How a Farmer’s Wife Built her Own Broadband Network.

Broadband Network

In 2009, Christine Conder, developed a solution to her neigbour’s internet connectivity problems. This solution has evolved into a local broadband network.

Christine Conder, who sees herself as a farmer’s wife, is a revolutionary internet pioneer to 2,300 members of the rural communities of Lancashire. Her DIY solution to a neighbour’s internet connectivity problems in 2009, has evolved into B4RN, local broadband network. B4RN offers fast one gigabit per second broadband speeds to the parishes which nestle in the picturesque Lune Valley. That is 35 times faster than the 28.9 Mbps average UK speed internet connection according to Ofcom.

It began when the trees which separated Chris’s neighbouring farm from their only connection to the internet, provided by Lancaster University, grew too tall. They needed something more robust, but had no alternatives. So Chris purchased a kilometre of fibre-optic cable and dug a trench with her farm tractor.

“We dug it ourselves and we lit [the cable] ourselves and we proved that ordinary people could do it,” she says.

“It wasn’t rocket science. It was three days of hard work.”

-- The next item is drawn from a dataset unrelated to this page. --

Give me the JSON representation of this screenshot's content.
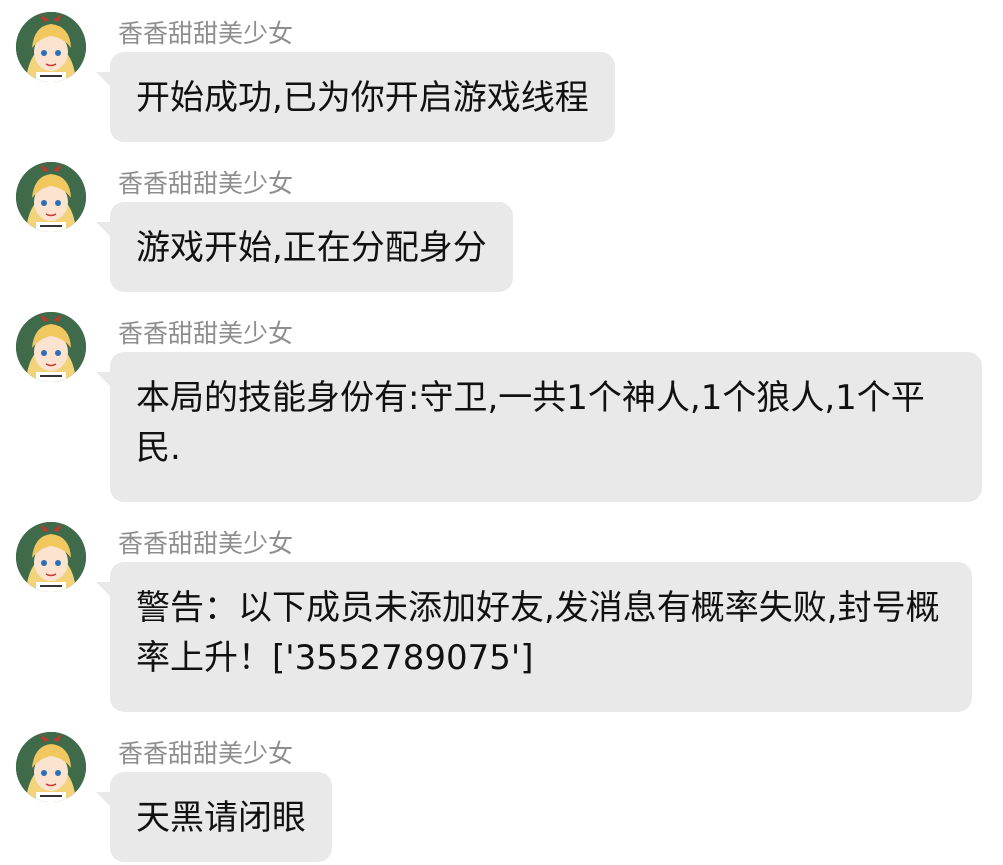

Her motto, which she repeats often in conversation, is JFDI. Three of those letters stand for Just Do It. The fourth you can work out for yourself.

B4RN now claims to have laid 2,000 miles (3,218km) of cable and connected a string of local parishes to its network. It won’t connect a single household, so the entire parish has to be on board before it will begin to build. Each household pays £30 per month with a £150 connection fee and larger businesses pay more. Households must also do some of the installation themselves.

The local broadband network is so popular that they have work lined up for the next 10 years. Also, people from as far as Sierra Leone have attended the open days it holds a couple of times a year.